Rio Tinto shows Glencore’s Ivan Glasenberg who knows China best – by James Thomson (Australian Financial Review – September 4, 2015)

http://www.afr.com/

Finally, a little relief for Glencore chief Ivan Glasenberg, who watched the miner’s stock climb 6.6 per cent on Thursday night after two horror days of trading that saw it fall 6.7 per cent and then 8.4 per cent.

Glencore stock has hit record low after record low since Glasenberg delivered the company’s results on August 19. Obviously this has been a period of extreme volatility for global markets, and a global commodities trader with a debt pile of $42.7 billion won’t win any awards for defensive stock of the month. But a 26 per cent fall in 12 days isn’t pretty.

Thursday night’s jump came despite Standard & Poor’s revising its outlook on Glencore to “negative” from “stable” after lowering its price assumptions for aluminium, copper, and other metals, “reflecting a change in market conditions and uncertainties about China’s economic outlook.”

But it did take a little financial show of strength to get the shares moving in the right direction again. On Wednesday Glencore said it would pay back $US350 million ($500 million) of perpetual bonds next month, at the earliest possible date.

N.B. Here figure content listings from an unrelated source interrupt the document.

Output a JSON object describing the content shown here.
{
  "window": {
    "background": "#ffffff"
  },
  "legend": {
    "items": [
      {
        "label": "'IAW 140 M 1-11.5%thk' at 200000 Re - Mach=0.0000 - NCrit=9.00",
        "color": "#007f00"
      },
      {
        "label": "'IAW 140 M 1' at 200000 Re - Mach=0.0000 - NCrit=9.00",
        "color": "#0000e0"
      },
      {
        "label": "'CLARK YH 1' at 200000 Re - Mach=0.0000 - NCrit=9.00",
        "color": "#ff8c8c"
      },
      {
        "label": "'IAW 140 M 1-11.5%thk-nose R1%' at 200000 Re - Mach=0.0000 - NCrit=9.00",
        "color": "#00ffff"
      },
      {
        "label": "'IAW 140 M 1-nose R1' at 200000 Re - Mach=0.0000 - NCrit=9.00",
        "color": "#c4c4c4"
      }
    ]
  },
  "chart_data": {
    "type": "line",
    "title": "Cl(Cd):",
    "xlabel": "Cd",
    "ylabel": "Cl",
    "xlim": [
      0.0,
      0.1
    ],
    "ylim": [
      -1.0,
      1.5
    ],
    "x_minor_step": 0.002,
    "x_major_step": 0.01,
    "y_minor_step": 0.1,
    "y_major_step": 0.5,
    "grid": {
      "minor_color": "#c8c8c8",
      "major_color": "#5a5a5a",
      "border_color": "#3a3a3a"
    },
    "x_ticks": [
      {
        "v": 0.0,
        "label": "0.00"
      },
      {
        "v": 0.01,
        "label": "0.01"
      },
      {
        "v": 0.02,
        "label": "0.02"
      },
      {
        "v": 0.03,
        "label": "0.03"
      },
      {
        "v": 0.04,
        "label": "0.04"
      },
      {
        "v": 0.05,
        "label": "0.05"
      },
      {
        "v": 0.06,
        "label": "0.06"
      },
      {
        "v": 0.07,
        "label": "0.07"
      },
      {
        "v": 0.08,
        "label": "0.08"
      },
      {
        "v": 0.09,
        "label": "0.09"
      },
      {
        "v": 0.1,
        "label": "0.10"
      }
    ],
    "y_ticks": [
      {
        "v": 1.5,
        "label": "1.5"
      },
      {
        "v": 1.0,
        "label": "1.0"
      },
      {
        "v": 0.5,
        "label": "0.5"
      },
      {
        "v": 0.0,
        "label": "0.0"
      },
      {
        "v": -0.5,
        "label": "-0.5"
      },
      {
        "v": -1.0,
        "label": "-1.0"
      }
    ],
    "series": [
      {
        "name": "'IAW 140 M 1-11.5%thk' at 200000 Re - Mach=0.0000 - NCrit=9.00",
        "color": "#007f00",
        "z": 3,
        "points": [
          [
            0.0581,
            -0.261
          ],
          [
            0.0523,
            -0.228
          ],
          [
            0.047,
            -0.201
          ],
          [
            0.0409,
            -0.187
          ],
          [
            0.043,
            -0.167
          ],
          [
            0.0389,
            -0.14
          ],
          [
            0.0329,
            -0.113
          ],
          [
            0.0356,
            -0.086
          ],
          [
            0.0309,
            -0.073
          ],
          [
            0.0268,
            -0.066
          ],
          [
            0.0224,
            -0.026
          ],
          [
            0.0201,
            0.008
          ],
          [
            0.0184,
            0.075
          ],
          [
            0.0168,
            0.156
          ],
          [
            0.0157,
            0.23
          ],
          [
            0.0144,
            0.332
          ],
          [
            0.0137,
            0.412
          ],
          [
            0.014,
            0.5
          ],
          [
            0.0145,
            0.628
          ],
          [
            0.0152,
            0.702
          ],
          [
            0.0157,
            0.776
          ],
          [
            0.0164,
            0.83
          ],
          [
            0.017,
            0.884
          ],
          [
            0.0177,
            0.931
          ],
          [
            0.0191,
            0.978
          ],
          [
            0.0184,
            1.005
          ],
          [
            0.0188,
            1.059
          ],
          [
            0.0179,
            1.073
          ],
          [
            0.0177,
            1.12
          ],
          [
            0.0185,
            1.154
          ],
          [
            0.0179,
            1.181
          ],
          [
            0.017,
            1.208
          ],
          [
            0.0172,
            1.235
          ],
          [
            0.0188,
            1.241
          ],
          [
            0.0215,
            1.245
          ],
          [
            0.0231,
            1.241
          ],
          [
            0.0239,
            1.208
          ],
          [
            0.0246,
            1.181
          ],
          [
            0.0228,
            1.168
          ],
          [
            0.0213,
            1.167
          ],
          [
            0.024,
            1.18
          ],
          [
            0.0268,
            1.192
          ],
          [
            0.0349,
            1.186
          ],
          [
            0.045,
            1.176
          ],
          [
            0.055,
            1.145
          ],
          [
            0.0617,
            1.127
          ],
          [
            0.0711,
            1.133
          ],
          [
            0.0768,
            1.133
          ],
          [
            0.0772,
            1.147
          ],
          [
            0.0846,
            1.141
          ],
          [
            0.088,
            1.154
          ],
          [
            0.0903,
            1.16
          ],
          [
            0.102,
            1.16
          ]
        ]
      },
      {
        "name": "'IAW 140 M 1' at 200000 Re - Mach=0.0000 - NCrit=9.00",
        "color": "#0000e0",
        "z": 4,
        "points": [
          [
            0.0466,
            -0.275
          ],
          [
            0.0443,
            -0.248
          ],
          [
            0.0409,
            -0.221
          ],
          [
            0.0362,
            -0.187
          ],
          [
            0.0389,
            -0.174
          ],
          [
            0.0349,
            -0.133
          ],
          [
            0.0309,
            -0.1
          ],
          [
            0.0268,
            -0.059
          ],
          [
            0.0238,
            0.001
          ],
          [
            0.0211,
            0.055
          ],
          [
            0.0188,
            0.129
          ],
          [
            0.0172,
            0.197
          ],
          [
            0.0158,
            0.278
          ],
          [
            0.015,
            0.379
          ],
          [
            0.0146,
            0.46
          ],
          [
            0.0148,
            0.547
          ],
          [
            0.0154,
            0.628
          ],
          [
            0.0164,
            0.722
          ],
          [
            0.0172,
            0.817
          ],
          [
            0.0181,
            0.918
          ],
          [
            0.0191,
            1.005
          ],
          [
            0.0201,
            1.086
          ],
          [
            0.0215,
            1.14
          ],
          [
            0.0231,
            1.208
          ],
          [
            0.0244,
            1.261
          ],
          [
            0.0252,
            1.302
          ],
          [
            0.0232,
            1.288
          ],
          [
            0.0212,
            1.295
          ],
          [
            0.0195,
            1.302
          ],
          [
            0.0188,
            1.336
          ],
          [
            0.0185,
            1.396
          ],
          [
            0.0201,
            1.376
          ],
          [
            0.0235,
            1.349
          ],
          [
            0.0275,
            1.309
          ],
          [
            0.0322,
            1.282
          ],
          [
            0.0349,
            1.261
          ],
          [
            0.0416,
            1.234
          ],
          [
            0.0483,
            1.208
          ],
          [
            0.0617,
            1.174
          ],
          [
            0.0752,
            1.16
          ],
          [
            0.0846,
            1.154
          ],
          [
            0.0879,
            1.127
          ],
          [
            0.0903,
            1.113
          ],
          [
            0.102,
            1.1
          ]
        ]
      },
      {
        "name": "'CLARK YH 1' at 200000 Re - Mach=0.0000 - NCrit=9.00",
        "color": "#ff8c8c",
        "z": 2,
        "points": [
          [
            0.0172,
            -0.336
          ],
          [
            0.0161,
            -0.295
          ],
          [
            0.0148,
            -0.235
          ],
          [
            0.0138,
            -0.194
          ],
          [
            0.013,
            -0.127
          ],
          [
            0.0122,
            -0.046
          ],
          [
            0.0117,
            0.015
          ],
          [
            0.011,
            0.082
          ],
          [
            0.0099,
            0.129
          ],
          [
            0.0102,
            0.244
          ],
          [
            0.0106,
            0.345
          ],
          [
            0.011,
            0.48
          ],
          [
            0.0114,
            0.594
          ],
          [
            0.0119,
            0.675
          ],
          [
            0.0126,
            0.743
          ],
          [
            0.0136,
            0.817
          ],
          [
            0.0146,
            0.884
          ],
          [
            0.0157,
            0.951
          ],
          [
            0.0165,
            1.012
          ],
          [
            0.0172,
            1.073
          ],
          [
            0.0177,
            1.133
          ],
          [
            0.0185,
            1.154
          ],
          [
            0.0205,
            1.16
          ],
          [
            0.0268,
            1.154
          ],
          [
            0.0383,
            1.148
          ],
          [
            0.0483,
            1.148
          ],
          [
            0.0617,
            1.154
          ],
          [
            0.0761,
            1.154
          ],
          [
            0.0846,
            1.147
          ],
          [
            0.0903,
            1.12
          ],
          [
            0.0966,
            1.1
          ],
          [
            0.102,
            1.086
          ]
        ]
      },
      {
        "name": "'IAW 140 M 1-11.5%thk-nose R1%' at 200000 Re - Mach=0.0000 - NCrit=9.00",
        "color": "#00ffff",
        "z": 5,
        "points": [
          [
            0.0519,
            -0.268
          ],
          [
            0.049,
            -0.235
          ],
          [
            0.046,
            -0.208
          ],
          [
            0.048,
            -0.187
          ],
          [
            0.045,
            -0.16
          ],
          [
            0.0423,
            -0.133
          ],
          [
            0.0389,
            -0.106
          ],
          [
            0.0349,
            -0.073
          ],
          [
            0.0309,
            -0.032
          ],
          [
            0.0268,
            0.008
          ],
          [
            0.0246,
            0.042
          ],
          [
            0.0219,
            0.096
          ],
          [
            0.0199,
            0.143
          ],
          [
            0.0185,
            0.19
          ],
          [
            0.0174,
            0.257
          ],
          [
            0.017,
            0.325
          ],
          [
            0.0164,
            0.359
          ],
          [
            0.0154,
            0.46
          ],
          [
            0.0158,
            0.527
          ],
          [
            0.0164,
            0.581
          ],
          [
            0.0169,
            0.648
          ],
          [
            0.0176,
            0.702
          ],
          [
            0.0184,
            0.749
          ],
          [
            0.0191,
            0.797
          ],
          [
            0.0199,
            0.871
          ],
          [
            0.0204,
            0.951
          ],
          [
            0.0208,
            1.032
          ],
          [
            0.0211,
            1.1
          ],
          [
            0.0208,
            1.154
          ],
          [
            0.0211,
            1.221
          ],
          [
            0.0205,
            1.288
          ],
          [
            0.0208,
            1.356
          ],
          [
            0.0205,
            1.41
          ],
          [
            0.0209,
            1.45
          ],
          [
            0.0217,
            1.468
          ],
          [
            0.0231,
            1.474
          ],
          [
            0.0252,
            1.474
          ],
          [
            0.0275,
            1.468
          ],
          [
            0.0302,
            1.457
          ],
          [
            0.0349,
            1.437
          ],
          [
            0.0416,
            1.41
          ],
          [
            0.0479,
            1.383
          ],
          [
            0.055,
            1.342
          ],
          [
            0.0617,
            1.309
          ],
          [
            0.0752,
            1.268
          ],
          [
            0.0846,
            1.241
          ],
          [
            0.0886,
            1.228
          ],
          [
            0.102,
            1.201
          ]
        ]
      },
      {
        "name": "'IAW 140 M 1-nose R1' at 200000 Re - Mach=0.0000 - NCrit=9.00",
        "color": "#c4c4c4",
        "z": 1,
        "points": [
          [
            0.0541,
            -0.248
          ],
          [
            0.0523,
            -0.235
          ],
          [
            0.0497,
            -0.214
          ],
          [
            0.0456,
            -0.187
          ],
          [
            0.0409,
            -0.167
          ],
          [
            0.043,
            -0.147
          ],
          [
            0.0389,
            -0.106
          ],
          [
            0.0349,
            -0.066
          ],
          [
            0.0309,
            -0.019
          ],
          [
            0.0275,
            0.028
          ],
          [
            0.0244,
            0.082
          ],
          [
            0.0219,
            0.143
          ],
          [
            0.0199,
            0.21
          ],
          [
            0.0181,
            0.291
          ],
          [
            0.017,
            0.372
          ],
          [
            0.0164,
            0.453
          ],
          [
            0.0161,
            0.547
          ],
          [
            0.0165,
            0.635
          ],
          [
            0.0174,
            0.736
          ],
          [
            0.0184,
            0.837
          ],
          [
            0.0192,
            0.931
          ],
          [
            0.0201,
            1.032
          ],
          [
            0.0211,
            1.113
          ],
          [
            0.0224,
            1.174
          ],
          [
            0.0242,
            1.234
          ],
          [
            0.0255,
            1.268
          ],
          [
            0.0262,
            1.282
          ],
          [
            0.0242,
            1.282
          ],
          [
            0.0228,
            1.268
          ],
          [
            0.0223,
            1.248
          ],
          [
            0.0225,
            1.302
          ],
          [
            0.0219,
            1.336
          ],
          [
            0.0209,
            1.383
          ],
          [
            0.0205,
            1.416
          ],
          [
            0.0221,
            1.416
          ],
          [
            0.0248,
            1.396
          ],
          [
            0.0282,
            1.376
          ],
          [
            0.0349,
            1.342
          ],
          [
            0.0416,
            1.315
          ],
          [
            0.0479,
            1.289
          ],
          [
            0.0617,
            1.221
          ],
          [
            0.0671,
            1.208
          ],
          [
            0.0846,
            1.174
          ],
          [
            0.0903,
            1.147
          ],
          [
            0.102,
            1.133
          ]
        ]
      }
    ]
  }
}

It was a clever way of showing the company has cash to pay debt as it battles the commodity price slump.

But investors aren’t the only ones applying the blowtorch to Glasenberg. On Thursday, Rio Tinto, the company Glencore would like to merge with, fired what many will see as another shot at Glencore.

The battleground? Who can read China the best.

Glasenberg caused quite a stir when he said in August that “at the moment none of us can read China.”

“None of us know what is going on there and I’m yet to find the guy who can predict China correctly. China in the first half was a lot weaker than anyone expected.”